To send into a midsummer tropical jungle an American army, untrained to take care of its health, for the most part clothed in the regulation army woolens, and tumbled together in two months, was an undertaking which-could be justified only on the ground that the national safety demanded immediate action. In 1898, however, it seemed to be universally taken for granted by people and administration, by professional soldier as well as by public sentiment, that the army must invade Cuba without regard to its fitness for such active service. The responsibility for this decision must rest upon the nation. The experience of centuries had proved conspicuously that climate was the strongest defense of the Caribbean islands against invasion, and it was in large measure the very sacrifice of so many American soldiers that induced the study of tropical diseases. In 1898 it could hardly be expected that the American command, inexperienced and eager for action, should have recognized the mosquito as the carrier of yellow fever and the real enemy, or should have realized the necessity of protecting the soldiers by inoculation against typhoid fever.

Fixed as was the determination to send an army into Cuba at the earliest possible moment, there had been a wide diversity of opinion as to what should be the particular objective. General Miles wavered between the choice of the island of Porto Rico and Puerto Principe, a city in the interior and somewhat east of the middle of Cuba; the Department hesitated between Tunas on the south coast of Cuba, within touch of the insurgents, and Mariel on the north, the seizure of which would be the first step in a siege of Havana. The situation at Santiago, however, made that city the logical objective of the troops, and on the 31st of May, General Shafter was ordered to be prepared to move. On the 7th of June he was ordered to sail with "not less than 10,000 men," but an alarming, though unfounded, rumor of a Spanish squadron off the north coast of Cuba delayed the expedition until the 14th. With an army of seventeen thousand on thirty-two transports, and accompanied by eighty-nine newspaper correspondents, Shafter arrived on the 20th of June off Santiago.

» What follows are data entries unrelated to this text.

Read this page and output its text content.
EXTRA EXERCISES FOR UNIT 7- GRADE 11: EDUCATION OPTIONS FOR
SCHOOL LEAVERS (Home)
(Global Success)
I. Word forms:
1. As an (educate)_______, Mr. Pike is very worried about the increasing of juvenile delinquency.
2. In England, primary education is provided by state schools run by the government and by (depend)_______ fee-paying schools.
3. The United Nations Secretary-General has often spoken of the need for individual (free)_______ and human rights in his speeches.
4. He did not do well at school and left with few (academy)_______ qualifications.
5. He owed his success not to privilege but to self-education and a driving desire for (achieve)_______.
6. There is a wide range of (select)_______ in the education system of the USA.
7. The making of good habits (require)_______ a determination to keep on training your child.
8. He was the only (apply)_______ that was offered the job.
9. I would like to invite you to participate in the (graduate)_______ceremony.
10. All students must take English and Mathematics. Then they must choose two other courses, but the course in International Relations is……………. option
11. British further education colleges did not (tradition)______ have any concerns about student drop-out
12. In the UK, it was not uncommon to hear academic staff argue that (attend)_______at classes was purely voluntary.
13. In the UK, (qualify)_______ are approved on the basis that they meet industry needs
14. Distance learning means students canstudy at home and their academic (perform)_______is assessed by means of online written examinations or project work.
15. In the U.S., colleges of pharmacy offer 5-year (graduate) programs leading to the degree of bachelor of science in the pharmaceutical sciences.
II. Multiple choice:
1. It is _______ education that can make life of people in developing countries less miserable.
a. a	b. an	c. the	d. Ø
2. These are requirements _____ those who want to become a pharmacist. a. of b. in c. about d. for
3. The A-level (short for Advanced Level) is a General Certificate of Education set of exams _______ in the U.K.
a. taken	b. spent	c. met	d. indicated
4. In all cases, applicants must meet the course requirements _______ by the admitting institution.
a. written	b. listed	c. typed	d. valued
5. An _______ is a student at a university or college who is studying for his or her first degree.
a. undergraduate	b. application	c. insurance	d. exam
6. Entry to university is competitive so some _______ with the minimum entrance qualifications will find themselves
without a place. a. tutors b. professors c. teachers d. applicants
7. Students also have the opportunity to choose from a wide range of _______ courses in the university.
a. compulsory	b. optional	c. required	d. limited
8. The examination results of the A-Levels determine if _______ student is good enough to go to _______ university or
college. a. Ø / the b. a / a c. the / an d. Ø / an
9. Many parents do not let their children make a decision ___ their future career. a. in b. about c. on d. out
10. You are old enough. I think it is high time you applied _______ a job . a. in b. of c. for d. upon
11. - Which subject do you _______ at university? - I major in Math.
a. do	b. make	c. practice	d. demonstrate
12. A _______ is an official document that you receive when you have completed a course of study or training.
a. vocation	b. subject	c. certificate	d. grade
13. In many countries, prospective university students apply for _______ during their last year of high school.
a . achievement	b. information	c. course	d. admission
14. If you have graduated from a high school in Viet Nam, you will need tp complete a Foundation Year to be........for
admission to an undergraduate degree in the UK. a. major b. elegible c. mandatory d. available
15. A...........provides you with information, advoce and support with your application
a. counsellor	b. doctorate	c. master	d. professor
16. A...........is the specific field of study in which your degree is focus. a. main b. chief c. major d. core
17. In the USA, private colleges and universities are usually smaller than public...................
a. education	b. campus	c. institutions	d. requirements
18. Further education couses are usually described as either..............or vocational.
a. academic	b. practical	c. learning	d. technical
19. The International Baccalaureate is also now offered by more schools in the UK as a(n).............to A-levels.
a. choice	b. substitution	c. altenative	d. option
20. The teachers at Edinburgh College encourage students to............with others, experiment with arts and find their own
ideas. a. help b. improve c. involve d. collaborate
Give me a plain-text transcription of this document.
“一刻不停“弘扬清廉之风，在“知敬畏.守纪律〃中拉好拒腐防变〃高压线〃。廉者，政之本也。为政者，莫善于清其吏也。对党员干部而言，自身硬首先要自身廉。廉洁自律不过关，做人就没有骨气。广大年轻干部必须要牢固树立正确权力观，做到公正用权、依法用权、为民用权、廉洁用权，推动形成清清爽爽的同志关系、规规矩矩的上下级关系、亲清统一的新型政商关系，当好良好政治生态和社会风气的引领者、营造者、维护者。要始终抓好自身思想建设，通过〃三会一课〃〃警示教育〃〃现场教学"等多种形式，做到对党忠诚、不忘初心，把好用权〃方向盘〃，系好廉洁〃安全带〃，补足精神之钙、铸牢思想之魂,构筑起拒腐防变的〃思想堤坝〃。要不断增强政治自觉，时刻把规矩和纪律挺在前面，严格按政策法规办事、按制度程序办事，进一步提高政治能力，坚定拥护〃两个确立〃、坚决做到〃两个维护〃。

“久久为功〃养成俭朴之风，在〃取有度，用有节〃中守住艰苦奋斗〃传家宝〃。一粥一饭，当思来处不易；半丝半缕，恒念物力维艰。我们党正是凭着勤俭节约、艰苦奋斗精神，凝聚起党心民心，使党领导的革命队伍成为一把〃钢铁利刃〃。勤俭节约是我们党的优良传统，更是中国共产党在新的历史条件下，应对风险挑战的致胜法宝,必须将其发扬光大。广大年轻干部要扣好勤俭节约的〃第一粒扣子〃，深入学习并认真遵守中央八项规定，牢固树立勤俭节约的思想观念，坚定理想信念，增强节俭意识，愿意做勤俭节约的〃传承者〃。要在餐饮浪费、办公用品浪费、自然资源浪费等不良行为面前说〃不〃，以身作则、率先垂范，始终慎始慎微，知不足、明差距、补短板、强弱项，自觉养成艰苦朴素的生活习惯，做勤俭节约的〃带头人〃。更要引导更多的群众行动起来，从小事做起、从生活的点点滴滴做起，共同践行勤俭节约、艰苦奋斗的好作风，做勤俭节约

The Spanish troops in Cuba - the American control of the sea made it unnecessary to consider those available in Spain - amounted, according to returns in April, 1898, to 196,820. This formidable number, however, was not available at any one strategic spot owing to the difficulty of transporting either troops or supplies, particularly at the eastern end of the island, in the neighborhood of Santiago. It was estimated that the number of men of use about Santiago was about 12,000, with 5000 approaching to assist. Perhaps 3000 insurgents were at hand under General Garcia. The number sent, then, was not inadequate to the task. Equal numbers are not, indeed, ordinarily considered sufficient for an offensive campaign against fortifications, but the American commanders counted upon a difference in morale between the two armies, which was justified by results. Besides the American Army could be reinforced as necessity arose.